Rabu, 20 Februari 2013

psikologi (EQ)


Urgensi Religious Culture terhadap Degradasi EQ
Tidak mustahil Manusia sebagai ciptaan yang terbaik (ahsanu taqwiim) yang di jelaskan dalam surah at-tiin ayat 4, derajatnya turun menjadi asfala saafilin (QS. at-tiin : 5), bahkan bisa serendah binatang ternak. (QS.Al-a’rof : 179), jika mereka tidak bisa mengolah kecerdasan emosi yang dalam al-qur’an sering disebut dengan qalb. Karena mereka hanya menuruti hawa nafsunya saja, dalam teori sigmund freud mereka hanya mengandalkan id (kesenangan). Jadi tidak asing lagi jika banyak patologi sosial dalam negeri ini.
Yang sering terjadi, pendidikan yang merupakan tudingan pertama ketika masalah bangsa kian rumit. Sebenarnya dalam pendidikan itu sendiri sudah di ajarkan nilai-nilai yang luhur mengenai tatanan dalam sosial. Akan tetapi, sering kali nilai-nilai yang telah di ajarkan kandas, karena hanya berupa teori semata, yang pada umumnya akan hilang jika tidak dibarengi dengan praktik atau tindakan yang nyata. Padahal jika diketahui, tahap operasional konkret dalam masa perkembangan manusia memerlukan sebuah bukti nyata sehingga suatu diperlukannya penerapan dari sebuah teori. Hal ini penting dikarenakan pada masa ini otak berkembang secara optimal.
            Selain itu patologi seperti korupsi, seks bebas, dan tindakan asusila lain, jika di telisik ulang, hal disebabkan oleh degradasi moral, dan degradasi ini sendiri merupakan wujud dari EQ yang rendah. Sudah banyak di ketahui, dalam negeri ini kebanyakan orang mengagung-agungkan IQ, padahal yang membuat maju dan seimbangnya suatu bangsa bukan hanya IQ para generasi muda yang tinggi, akan tetapi harus ada keseimbangan antara IQ, EQ, dan SQ.

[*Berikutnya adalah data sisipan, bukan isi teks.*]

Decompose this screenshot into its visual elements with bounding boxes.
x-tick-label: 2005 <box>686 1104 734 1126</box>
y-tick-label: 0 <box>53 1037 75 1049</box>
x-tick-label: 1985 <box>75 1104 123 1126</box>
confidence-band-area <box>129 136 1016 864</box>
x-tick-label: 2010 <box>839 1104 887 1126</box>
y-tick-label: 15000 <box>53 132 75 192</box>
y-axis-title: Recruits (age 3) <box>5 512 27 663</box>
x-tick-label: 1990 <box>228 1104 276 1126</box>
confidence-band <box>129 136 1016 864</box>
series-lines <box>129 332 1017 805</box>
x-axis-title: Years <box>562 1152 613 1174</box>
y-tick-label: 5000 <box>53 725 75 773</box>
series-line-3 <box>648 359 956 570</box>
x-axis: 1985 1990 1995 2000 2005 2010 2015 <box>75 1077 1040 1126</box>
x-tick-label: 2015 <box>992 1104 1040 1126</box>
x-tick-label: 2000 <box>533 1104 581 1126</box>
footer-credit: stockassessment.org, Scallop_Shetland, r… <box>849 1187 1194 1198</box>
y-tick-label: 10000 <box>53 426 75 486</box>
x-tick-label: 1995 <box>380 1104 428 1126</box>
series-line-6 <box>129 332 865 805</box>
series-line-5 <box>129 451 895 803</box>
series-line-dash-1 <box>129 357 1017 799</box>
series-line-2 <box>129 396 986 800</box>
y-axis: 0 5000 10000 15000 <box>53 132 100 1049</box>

Orang yang ber-EQ tinggi akan berupaya menciptakan keseimbangan dalam dirinya bisa mengusahakan kebahagian dari dalam dirinya sendiri dan bisa mengubah sesuatu yang buruk menjadi sesuatu yang positif dan bermanfaat. Untuk mengasah EQ tidak hanya diperlukan materi, namun diperlukan sebuah pembiasaan agar terciptanya suatu budaya yang dalam hal ini pembiasaan tersebut dalam pendidikan disebut dengan religious culture. Agar mencapai tatanan sosial yang luhur.